In Chapter 10, on the distribution of income, Friedman gets again into the tough ethical issues. He admits that the issue is difficult. Somehow he tries to run inequality from personal endowments together with inequality from inherited wealth, because the latter leads to personal endowments. To an extent, this is true, but he emphasizes it too much. He also makes a somewhat bizarre argument that if there were 4 Robinson Crusoes marooned on four islands, and one landed on a fruitful island, that Crusoe would not be required to share his wealth, and the 3 others, who were barely scratching by, would not be morally justified in taking it. He says this is analagous to someone finding $20 on the street, and then 3 people deciding to mug you for not sharing it. Does his analogy make sense? I dunno. I don't get ethical issues, generally, but I think 1) we should encourage a meritocracy, 2) we cannot allow people to starve or live with debilitating illness. Which brings up to the next chapter.

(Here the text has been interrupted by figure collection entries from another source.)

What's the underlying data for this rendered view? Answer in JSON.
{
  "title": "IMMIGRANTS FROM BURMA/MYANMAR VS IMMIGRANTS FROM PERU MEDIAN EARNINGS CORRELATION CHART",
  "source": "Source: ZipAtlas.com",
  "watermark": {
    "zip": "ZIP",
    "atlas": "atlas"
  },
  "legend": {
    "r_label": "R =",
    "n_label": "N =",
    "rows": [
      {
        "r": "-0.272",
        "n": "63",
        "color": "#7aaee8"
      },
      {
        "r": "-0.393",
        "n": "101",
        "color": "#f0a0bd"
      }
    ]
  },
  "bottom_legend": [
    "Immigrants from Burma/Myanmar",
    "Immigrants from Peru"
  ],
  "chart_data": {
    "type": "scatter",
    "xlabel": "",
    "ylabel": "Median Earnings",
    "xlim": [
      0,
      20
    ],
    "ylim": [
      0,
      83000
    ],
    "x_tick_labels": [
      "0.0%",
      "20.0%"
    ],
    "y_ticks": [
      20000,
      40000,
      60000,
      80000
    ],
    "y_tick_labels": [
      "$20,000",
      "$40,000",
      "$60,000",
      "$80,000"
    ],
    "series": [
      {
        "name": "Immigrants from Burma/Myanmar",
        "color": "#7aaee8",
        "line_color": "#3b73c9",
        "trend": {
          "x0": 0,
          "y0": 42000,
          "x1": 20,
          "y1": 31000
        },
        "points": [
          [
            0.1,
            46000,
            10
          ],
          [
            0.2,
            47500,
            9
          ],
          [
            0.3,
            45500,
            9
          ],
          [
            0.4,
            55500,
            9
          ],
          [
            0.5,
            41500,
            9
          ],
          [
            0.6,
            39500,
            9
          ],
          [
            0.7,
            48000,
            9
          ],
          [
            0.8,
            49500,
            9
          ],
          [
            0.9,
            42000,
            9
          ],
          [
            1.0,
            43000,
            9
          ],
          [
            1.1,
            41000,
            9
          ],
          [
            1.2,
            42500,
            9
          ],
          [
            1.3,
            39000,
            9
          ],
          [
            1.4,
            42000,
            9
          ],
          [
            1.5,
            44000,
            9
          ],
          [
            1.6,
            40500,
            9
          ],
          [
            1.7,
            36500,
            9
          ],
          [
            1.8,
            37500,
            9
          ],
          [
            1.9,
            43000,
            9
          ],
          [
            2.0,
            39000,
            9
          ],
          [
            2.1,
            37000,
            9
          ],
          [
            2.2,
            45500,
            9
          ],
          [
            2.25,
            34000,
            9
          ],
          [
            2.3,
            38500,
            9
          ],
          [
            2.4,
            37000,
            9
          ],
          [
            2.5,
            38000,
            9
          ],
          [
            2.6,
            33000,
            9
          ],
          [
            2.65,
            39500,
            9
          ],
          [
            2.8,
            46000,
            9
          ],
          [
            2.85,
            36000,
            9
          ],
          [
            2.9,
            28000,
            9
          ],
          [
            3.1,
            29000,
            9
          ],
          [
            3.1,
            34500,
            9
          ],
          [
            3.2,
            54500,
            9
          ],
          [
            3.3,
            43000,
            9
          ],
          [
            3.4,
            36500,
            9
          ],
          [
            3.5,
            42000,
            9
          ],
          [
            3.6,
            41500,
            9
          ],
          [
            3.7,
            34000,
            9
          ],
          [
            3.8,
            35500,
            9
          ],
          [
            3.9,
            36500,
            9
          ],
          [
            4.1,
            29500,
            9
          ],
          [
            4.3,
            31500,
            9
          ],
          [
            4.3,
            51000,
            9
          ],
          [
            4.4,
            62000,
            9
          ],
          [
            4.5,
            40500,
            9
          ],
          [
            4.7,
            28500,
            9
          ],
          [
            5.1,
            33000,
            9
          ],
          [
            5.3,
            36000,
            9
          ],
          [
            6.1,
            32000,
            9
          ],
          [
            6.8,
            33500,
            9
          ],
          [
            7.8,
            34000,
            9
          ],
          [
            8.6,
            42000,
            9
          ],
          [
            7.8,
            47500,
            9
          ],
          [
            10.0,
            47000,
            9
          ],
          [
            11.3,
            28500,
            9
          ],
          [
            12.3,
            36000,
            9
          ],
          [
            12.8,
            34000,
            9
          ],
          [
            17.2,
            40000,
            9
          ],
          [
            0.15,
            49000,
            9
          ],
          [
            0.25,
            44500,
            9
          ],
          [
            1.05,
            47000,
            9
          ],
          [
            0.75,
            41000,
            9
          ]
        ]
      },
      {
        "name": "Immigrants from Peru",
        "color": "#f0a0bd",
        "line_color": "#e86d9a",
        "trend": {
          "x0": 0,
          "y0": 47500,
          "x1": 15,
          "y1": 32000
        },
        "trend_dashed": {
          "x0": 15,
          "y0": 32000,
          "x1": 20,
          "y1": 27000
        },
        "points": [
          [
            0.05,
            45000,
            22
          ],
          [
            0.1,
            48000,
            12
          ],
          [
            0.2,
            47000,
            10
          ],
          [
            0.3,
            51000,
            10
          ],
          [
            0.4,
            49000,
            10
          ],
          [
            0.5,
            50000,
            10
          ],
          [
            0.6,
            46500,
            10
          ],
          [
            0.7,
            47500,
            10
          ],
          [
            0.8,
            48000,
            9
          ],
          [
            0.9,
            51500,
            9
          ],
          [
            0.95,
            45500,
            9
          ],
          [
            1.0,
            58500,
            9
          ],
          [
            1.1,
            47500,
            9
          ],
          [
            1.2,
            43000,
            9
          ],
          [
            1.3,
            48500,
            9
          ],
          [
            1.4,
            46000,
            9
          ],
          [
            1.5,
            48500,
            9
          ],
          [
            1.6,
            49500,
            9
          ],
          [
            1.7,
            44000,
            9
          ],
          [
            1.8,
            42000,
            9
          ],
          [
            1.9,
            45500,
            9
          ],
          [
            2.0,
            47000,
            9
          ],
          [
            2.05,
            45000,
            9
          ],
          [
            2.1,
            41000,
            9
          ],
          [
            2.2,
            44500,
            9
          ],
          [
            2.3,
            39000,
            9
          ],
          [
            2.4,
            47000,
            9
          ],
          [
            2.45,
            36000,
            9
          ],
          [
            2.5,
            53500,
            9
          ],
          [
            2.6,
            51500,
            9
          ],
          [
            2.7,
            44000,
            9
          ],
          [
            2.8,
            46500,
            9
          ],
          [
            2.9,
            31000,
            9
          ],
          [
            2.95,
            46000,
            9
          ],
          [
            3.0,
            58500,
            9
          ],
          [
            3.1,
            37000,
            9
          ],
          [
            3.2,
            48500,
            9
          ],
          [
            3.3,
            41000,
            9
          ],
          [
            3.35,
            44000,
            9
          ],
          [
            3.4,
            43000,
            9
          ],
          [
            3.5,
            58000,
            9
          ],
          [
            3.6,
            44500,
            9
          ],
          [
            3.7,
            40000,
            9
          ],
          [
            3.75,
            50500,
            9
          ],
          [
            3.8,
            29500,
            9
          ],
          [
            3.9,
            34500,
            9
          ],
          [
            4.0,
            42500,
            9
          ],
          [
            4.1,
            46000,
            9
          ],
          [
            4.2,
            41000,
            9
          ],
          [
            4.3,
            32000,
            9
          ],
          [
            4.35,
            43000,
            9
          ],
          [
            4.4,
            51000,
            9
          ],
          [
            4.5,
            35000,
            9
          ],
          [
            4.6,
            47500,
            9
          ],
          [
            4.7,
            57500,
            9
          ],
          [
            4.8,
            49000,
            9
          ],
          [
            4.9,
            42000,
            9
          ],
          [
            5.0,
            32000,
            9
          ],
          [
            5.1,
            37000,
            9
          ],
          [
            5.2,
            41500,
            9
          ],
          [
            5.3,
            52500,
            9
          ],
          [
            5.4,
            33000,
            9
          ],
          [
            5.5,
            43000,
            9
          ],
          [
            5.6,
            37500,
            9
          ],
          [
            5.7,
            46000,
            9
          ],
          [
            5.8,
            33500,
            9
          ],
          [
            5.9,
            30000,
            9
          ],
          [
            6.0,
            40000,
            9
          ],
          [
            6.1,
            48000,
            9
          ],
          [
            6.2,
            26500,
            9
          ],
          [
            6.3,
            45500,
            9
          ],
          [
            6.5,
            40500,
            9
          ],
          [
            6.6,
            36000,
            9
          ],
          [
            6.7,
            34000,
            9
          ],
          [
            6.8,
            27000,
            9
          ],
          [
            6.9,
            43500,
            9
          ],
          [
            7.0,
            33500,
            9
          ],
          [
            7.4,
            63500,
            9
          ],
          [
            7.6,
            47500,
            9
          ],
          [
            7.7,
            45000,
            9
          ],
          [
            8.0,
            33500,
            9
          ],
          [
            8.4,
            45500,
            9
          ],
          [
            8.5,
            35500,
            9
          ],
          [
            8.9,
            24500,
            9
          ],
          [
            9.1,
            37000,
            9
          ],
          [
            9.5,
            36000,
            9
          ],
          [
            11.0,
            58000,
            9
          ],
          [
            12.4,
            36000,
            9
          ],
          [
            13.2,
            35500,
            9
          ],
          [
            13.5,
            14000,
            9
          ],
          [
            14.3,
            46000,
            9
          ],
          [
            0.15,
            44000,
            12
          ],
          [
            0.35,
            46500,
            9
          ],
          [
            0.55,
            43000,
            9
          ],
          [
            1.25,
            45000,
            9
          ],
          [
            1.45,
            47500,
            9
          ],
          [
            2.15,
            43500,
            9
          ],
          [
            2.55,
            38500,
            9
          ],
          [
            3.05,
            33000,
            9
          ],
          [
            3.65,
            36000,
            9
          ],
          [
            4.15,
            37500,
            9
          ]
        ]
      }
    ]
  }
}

In Chapter 11, Friedman discusses Social Security and other social welfare provisions. He criticizes the idea behind social security -- that people cannot save for themselves -- however, I tend to think that people cannot. He notes this possibility as well, but thinks there are better ways of ensuring that people secure their retirements, so that the government is not left supporting them in their old age. He argues that most people would save for their unemployment, and that social security arose only because many people were unprepared for the Great Depression.

In Chapter 12, Friedman endorses a negative income tax, noting that such a system would target poverty much more specifically than minimum wage laws.

In 13, he sums up his arguments. Nothing too interesting here, and I'm losing steam.